From a hardware perspective, the Big Data Appliance will be offered exclusively in full-rack configurations, with each rack offering 864 gigabytes of main memory, 216 CPU cores, 648 terabytes of raw disk storage, and 40 gigabit-per-second InifiniBand internal connectivity between nodes. The hardware and software combined will sell for $450,000, with an annual support fee for both hardware and software of 12%. That's highly competitive, working out to less than $700 per terabyte and being in line with the low costs big data practitioners expect from deployments built on commodity hardware.
"Oracle has put together a very comprehensive product that is priced very well," Kurt Dunn, Cloudera's chief operating officer told InformationWeek. Where commodity deployments tend to be single-purpose Hadoop platforms, Dunn noted the Big Data Appliance will combine Cloudera's Hadoop distribution and management software with a NoSQL database and R analytics software.
The partnership with Oracle is a big win for Cloudera, which will see its software promoted and distributed by the dominant database vendor. That said, Cloudera will continue to offer its software for deployment on third-party hardware, Dunn said, and the partnership with Oracle is nonexclusive.
The Oracle Big Data Appliance will immediately go toe to toe with the EMC Data Computing Appliance, which includes and EMC Greenplum Apache Hadoop distribution complemented by Hadoop management software from MapR. The appliance also supports modular deployment of the SQL-based Greenplum relational database on the same box.
IBM introduced Hadoop-based InfoSphere BigInsights software in May, but it does not offer a related appliance.
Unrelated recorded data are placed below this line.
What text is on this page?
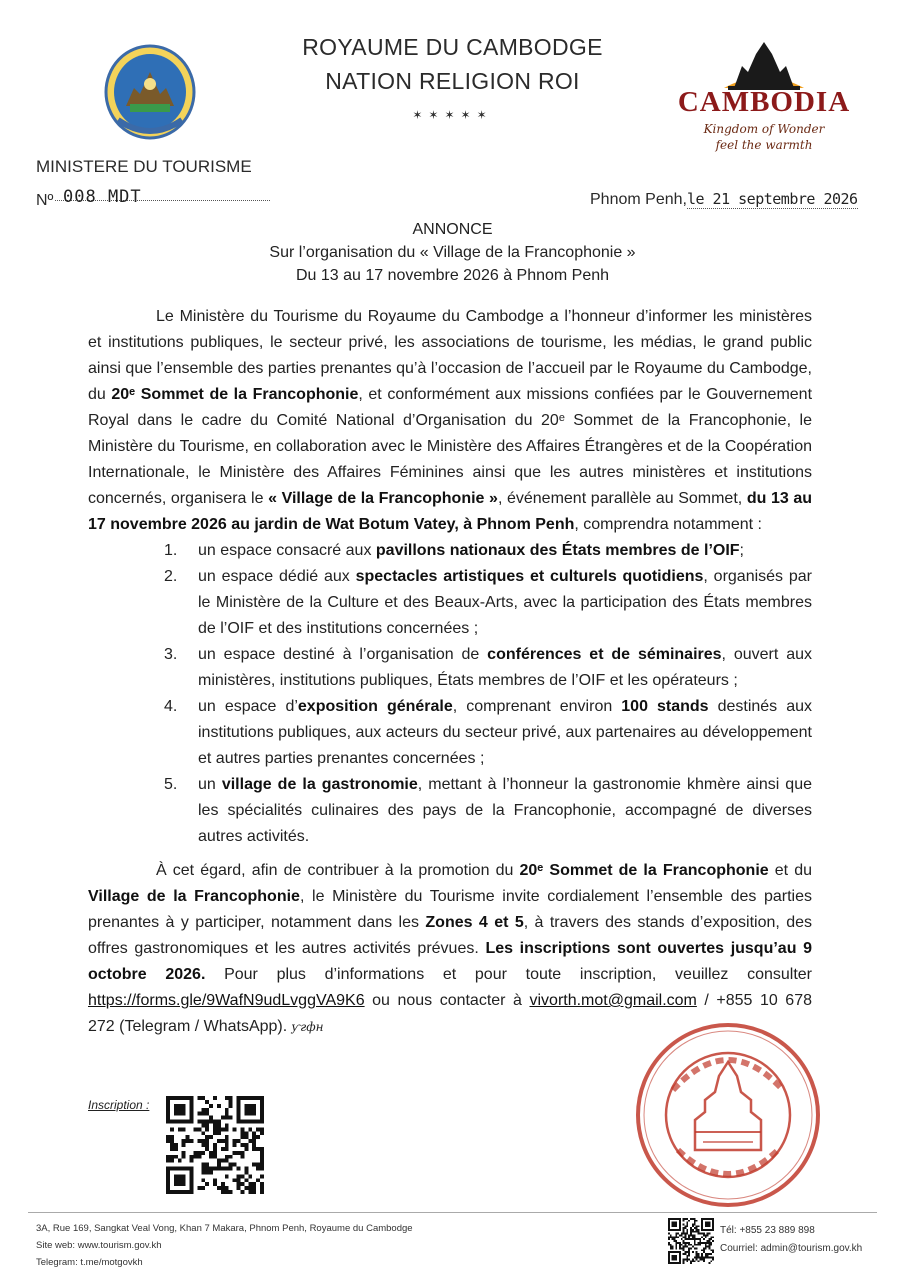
ROYAUME DU CAMBODGE
NATION RELIGION ROI
✶✶✶✶✶	CAMBODIA
Kingdom of Wonder
feel the warmth
MINISTERE DU TOURISME
Nº 008 MDT	Phnom Penh,le 21 septembre 2026
ANNONCE
Sur l’organisation du « Village de la Francophonie »
Du 13 au 17 novembre 2026 à Phnom Penh

Le Ministère du Tourisme du Royaume du Cambodge a l’honneur d’informer les ministères et institutions publiques, le secteur privé, les associations de tourisme, les médias, le grand public ainsi que l’ensemble des parties prenantes qu’à l’occasion de l’accueil par le Royaume du Cambodge, du 20ᵉ Sommet de la Francophonie, et conformément aux missions confiées par le Gouvernement Royal dans le cadre du Comité National d’Organisation du 20ᵉ Sommet de la Francophonie, le Ministère du Tourisme, en collaboration avec le Ministère des Affaires Étrangères et de la Coopération Internationale, le Ministère des Affaires Féminines ainsi que les autres ministères et institutions concernés, organisera le « Village de la Francophonie », événement parallèle au Sommet, du 13 au 17 novembre 2026 au jardin de Wat Botum Vatey, à Phnom Penh, comprendra notamment :

1. un espace consacré aux pavillons nationaux des États membres de l’OIF;
2. un espace dédié aux spectacles artistiques et culturels quotidiens, organisés par le Ministère de la Culture et des Beaux-Arts, avec la participation des États membres de l’OIF et des institutions concernées ;
3. un espace destiné à l’organisation de conférences et de séminaires, ouvert aux ministères, institutions publiques, États membres de l’OIF et les opérateurs ;
4. un espace d’exposition générale, comprenant environ 100 stands destinés aux institutions publiques, aux acteurs du secteur privé, aux partenaires au développement et autres parties prenantes concernées ;
5. un village de la gastronomie, mettant à l’honneur la gastronomie khmère ainsi que les spécialités culinaires des pays de la Francophonie, accompagné de diverses autres activités.

À cet égard, afin de contribuer à la promotion du 20ᵉ Sommet de la Francophonie et du Village de la Francophonie, le Ministère du Tourisme invite cordialement l’ensemble des parties prenantes à y participer, notamment dans les Zones 4 et 5, à travers des stands d’exposition, des offres gastronomiques et les autres activités prévues. Les inscriptions sont ouvertes jusqu’au 9 octobre 2026. Pour plus d’informations et pour toute inscription, veuillez consulter https://forms.gle/9WafN9udLvggVA9K6 ou nous contacter à vivorth.mot@gmail.com / +855 10 678 272 (Telegram / WhatsApp). ƴгфн

Inscription :
3A, Rue 169, Sangkat Veal Vong, Khan 7 Makara, Phnom Penh, Royaume du Cambodge
Site web: www.tourism.gov.kh
Telegram: t.me/motgovkh
Tél: +855 23 889 898
Courriel: admin@tourism.gov.kh
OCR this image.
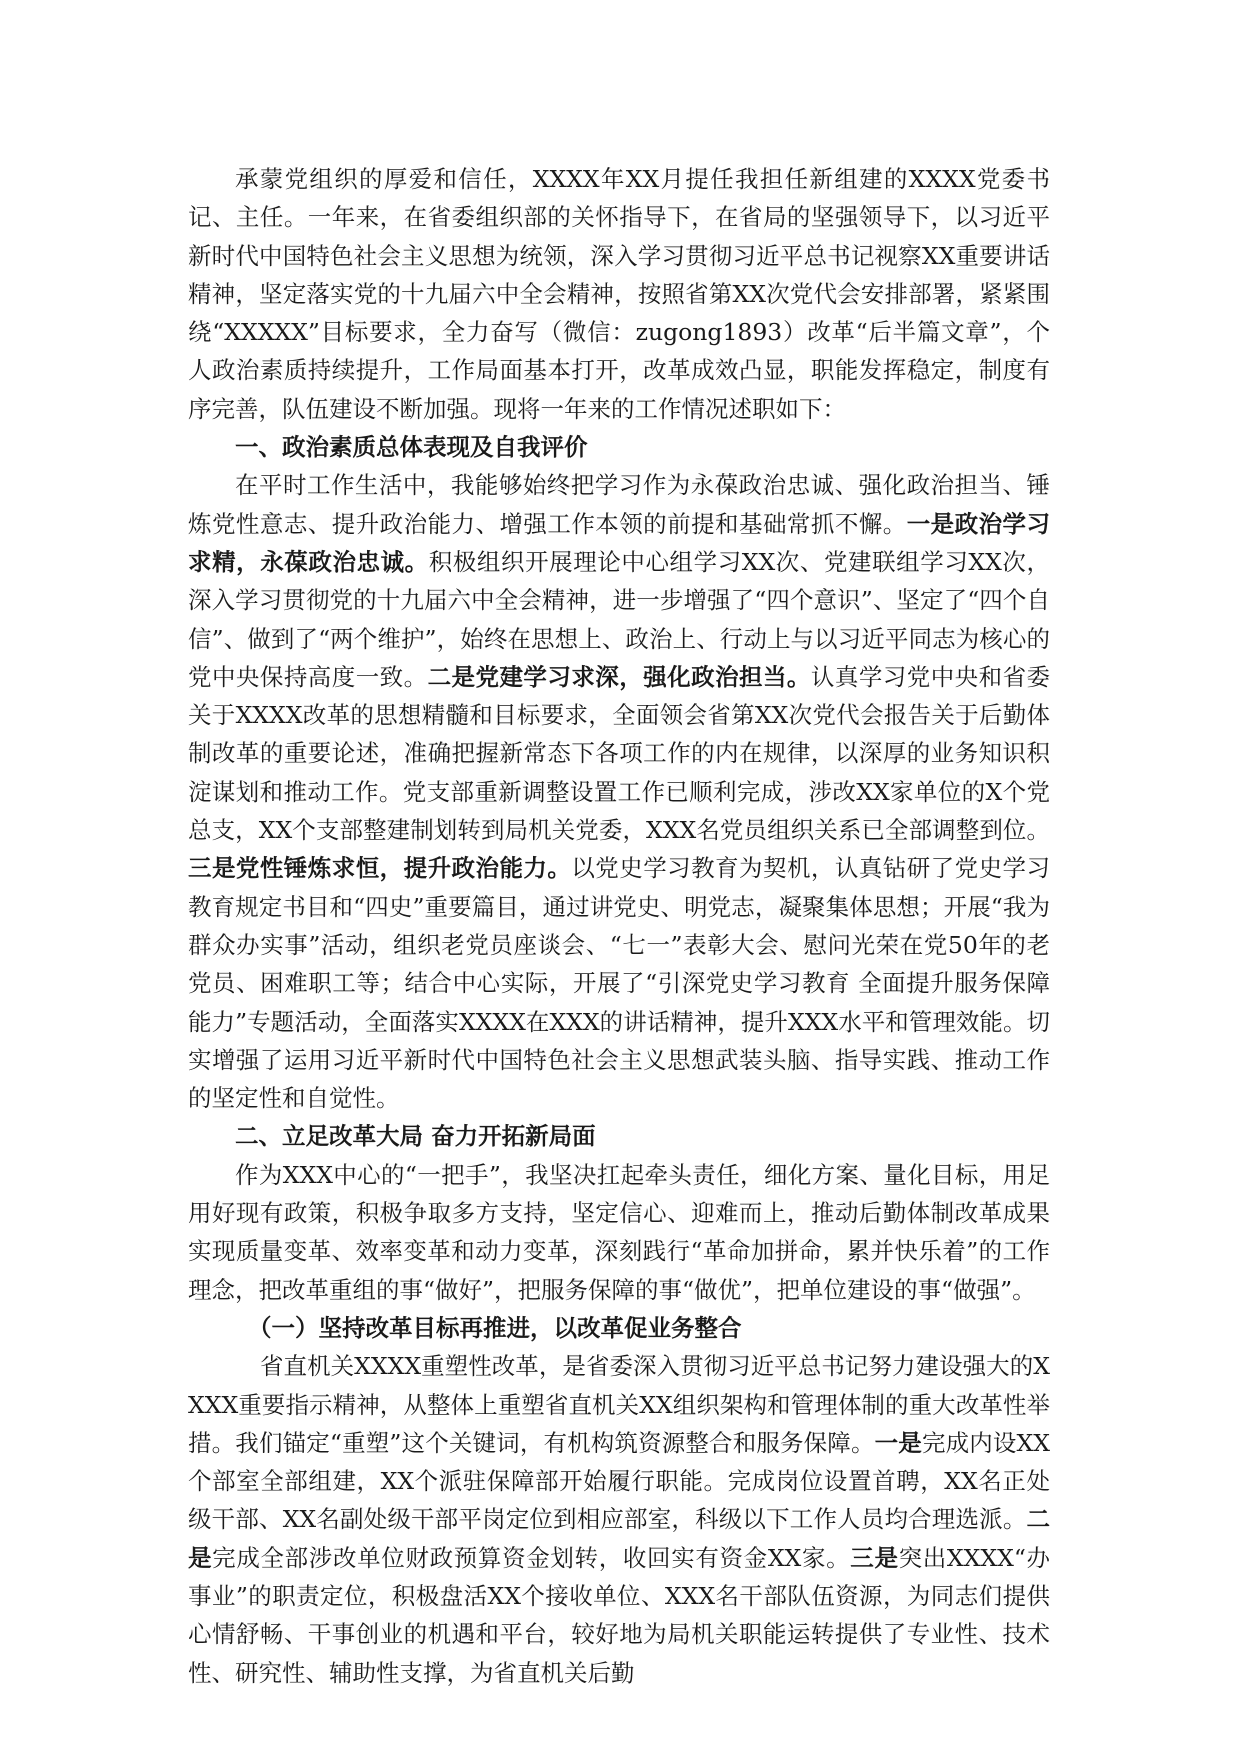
承蒙党组织的厚爱和信任，XXXX年XX月提任我担任新组建的XXXX党委书记、主任。一年来，在省委组织部的关怀指导下，在省局的坚强领导下，以习近平新时代中国特色社会主义思想为统领，深入学习贯彻习近平总书记视察XX重要讲话精神，坚定落实党的十九届六中全会精神，按照省第XX次党代会安排部署，紧紧围绕“XXXXX”目标要求，全力奋写（微信：zugong1893）改革“后半篇文章”，个人政治素质持续提升，工作局面基本打开，改革成效凸显，职能发挥稳定，制度有序完善，队伍建设不断加强。现将一年来的工作情况述职如下：

一、政治素质总体表现及自我评价

在平时工作生活中，我能够始终把学习作为永葆政治忠诚、强化政治担当、锤炼党性意志、提升政治能力、增强工作本领的前提和基础常抓不懈。一是政治学习求精，永葆政治忠诚。积极组织开展理论中心组学习XX次、党建联组学习XX次，深入学习贯彻党的十九届六中全会精神，进一步增强了“四个意识”、坚定了“四个自信”、做到了“两个维护”，始终在思想上、政治上、行动上与以习近平同志为核心的党中央保持高度一致。二是党建学习求深，强化政治担当。认真学习党中央和省委关于XXXX改革的思想精髓和目标要求，全面领会省第XX次党代会报告关于后勤体制改革的重要论述，准确把握新常态下各项工作的内在规律，以深厚的业务知识积淀谋划和推动工作。党支部重新调整设置工作已顺利完成，涉改XX家单位的X个党总支，XX个支部整建制划转到局机关党委，XXX名党员组织关系已全部调整到位。三是党性锤炼求恒，提升政治能力。以党史学习教育为契机，认真钻研了党史学习教育规定书目和“四史”重要篇目，通过讲党史、明党志，凝聚集体思想；开展“我为群众办实事”活动，组织老党员座谈会、“七一”表彰大会、慰问光荣在党50年的老党员、困难职工等；结合中心实际，开展了“引深党史学习教育 全面提升服务保障能力”专题活动，全面落实XXXX在XXX的讲话精神，提升XXX水平和管理效能。切实增强了运用习近平新时代中国特色社会主义思想武装头脑、指导实践、推动工作的坚定性和自觉性。

二、立足改革大局 奋力开拓新局面

作为XXX中心的“一把手”，我坚决扛起牵头责任，细化方案、量化目标，用足用好现有政策，积极争取多方支持，坚定信心、迎难而上，推动后勤体制改革成果实现质量变革、效率变革和动力变革，深刻践行“革命加拼命，累并快乐着”的工作理念，把改革重组的事“做好”，把服务保障的事“做优”，把单位建设的事“做强”。

（一）坚持改革目标再推进，以改革促业务整合

省直机关XXXX重塑性改革，是省委深入贯彻习近平总书记努力建设强大的XXXX重要指示精神，从整体上重塑省直机关XX组织架构和管理体制的重大改革性举措。我们锚定“重塑”这个关键词，有机构筑资源整合和服务保障。一是完成内设XX个部室全部组建，XX个派驻保障部开始履行职能。完成岗位设置首聘，XX名正处级干部、XX名副处级干部平岗定位到相应部室，科级以下工作人员均合理选派。二是完成全部涉改单位财政预算资金划转，收回实有资金XX家。三是突出XXXX“办事业”的职责定位，积极盘活XX个接收单位、XXX名干部队伍资源，为同志们提供心情舒畅、干事创业的机遇和平台，较好地为局机关职能运转提供了专业性、技术性、研究性、辅助性支撑，为省直机关后勤
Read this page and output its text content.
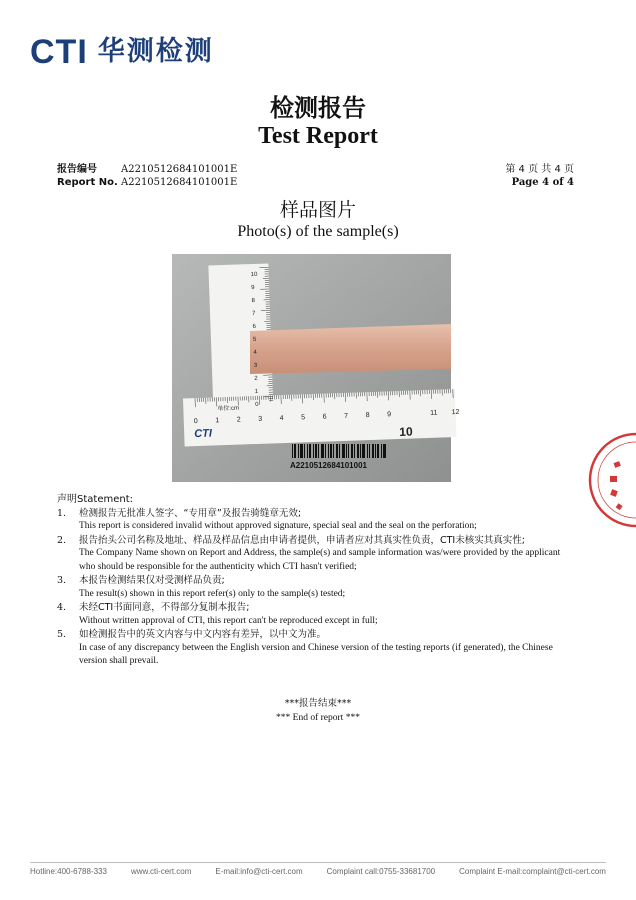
CTI 华测检测
检测报告
Test Report
报告编号 A2210512684101001E
Report No. A2210512684101001E
第 4 页 共 4 页
Page 4 of 4
样品图片
Photo(s) of the sample(s)
单位:cm
CTI	10
0 1 2 3 4 5 6 7 8 9	11 12
10
9
8
7
6
5
4
3
2
1
0
A2210512684101001
声明Statement:
1. 检测报告无批准人签字、“专用章”及报告骑缝章无效;
This report is considered invalid without approved signature, special seal and the seal on the perforation;
2. 报告抬头公司名称及地址、样品及样品信息由申请者提供，申请者应对其真实性负责，CTI未核实其真实性;
The Company Name shown on Report and Address, the sample(s) and sample information was/were provided by the applicant who should be responsible for the authenticity which CTI hasn't verified;
3. 本报告检测结果仅对受测样品负责;
The result(s) shown in this report refer(s) only to the sample(s) tested;
4. 未经CTI书面同意，不得部分复制本报告;
Without written approval of CTI, this report can't be reproduced except in full;
5. 如检测报告中的英文内容与中文内容有差异，以中文为准。
In case of any discrepancy between the English version and Chinese version of the testing reports (if generated), the Chinese version shall prevail.
***报告结束***
*** End of report ***
Hotline:400-6788-333	www.cti-cert.com	E-mail:info@cti-cert.com	Complaint call:0755-33681700	Complaint E-mail:complaint@cti-cert.com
Microsoft has announced plans for a 2012 release of a Hadoop distribution tied to SQL Server 2012, with software developed by Hortonworks. Microsoft's release dates have yet to be set and there are no announced plans, as yet, for a related appliance.
Oracle also announced on Tuesday the release of Oracle Big Data Connectors software that will support the Big Data Appliance, as well as other Apache Hadoop-based systems. The software includes four key products. Oracle Loader for Hadoop uses MapReduce (the primary data-processing approach used in Hadoop) to load data into Oracle Database 11g. Oracle Data Integrator Application Adopter for Hadoop generates Hadoop MapReduce processes through what Oracle describes as an easy-to-use graphical interface. Oracle Connector R lets analysts using that analytics software mine data from the Hadoop Distributed File System (HDFS). Oracle Connector for HDFS supports SQL querying of Hadoop's file store using the Oracle Database SQL engine. Big Data Connectors will cost $2,000 per processor license.
Oracle highlighted the Big Data Appliance as a complement to a growing family of "engineered systems" that now includes Exadata, Exalogic, and the Exalytics In-Memory Machine. But what's more remarkable, comments Gartner analyst Merv Adrian, is the fact that Oracle is finally looking beyond its core database. Oracle's TimesTen and Essbase databases, which were recently upgraded for use in the Exalytics appliance, and BerkeleyDB, which was Oracle's development starting point for the new NoSQL database, are examples of that shift.
"Oracle is suddenly beginning to act as a data-management portfolio company, not just a company with a big brother and a bunch of starving siblings," Adrian said.